Not because I wanted gluten itself, but because the first vegan foods I could think of that could satisfy my runner’s appetite without the use of animal products were loaded with the stuff: whole grain breakfast cereal and whole grain pasta.
Around this time, I’d noticed a profound fatigue early in the afternoon that I couldn’t shake. Simultaneously, I came across an article about Novak Djokovic, who at the time was dominating tennis and crediting his gluten free diet. I’d heard that gluten could make some people sluggish, and Djokovic claimed his diet gave him more mental energy.
And here I was, eating almost nothing but gluten. I figured I’d give the diet a shot.
And, sure enough, it worked. No more crushing fatigue in the early afternoon.
And so I’ve largely stuck with the diet. But I have a couple caveats.
One is, since I started posting about going gluten free, people tend to think I’m a big proponent of the diet. I’m not, necessarily, and I’m not even 100% gluten free myself. Going gluten free seems to make a big difference for people who have celiac disease (which reflects an inability to process gluten properly). And cutting back on gluten makes sense for the rare person, like me a year ago, who eats almost exclusively whole grain cereals and pastas.

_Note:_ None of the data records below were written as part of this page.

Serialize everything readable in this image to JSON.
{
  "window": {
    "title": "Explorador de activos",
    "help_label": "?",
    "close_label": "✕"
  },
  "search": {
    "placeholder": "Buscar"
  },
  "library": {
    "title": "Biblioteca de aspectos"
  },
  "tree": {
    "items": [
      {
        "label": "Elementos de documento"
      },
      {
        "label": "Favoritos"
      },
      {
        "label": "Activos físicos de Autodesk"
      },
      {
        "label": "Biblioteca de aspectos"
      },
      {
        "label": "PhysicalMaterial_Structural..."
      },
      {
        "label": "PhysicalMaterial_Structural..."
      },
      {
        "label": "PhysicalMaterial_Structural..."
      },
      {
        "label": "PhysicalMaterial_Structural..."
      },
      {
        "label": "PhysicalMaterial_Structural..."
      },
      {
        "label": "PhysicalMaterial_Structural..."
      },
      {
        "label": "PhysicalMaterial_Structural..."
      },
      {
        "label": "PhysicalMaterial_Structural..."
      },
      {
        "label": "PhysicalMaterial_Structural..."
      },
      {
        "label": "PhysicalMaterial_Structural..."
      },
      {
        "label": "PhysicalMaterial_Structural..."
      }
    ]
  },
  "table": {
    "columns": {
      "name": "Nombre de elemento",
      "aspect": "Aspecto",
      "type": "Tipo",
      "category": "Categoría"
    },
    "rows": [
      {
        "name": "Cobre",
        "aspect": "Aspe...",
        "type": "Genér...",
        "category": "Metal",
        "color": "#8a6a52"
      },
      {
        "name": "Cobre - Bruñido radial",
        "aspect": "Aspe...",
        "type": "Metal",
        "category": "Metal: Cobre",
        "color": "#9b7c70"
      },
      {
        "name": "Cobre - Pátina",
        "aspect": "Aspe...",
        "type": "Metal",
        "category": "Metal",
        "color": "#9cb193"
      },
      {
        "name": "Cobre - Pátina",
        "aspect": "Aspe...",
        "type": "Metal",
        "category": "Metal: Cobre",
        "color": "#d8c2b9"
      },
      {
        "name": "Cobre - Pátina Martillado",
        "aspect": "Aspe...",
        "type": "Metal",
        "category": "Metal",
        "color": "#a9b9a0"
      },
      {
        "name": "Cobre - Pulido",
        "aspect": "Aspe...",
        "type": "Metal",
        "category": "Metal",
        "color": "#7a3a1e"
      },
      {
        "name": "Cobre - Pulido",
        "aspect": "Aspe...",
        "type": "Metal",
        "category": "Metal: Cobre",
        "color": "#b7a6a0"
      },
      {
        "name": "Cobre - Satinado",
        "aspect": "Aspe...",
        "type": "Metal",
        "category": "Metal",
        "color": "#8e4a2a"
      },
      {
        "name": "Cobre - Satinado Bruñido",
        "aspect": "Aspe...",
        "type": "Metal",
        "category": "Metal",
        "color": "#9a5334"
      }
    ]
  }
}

But for the rest of us, I’m not sure that there’s any benefit to going 100% gluten free. Small amounts of gluten don’t seem to bother me. Eat some pasta, or some rye crackers, or even some bourbon, and I don’t see any recognizable side effects. I feel more or less as I do any other day.
So I don’t know that, if you’re not currently suffering major, obvious problems due to gluten consumption, you’ll benefit in any way from completely eliminating it from your diet.
That said, there are a couple inadvertent benefits to going gluten free. One is, if you’re gluten free, you’re not eating bread. And if you regularly eat white bread, which along with sugar may be the worst thing you can put in your body, then going gluten free will inadvertently remove this white bread from your diet and make you a much healthier person. You’ll probably also feel much better.
Secondly, grains are almost invariably cooked. Yes, you can soak and sprout grains, and there are probably some grains you can otherwise simply eat raw, but this is not the way most grains enter our diets. And, in general, the more raw foods you eat, the better your diet. So cutting gluten also means cutting some foods that are almost invariably cooked. And that’s another side benefit.
But otherwise, I’d allow gluten in my diet except to the extent I can feel evident side effects from it: nausea and upset stomach if you’re celiac, profound fatigue if you’re an over-consumer of gluten.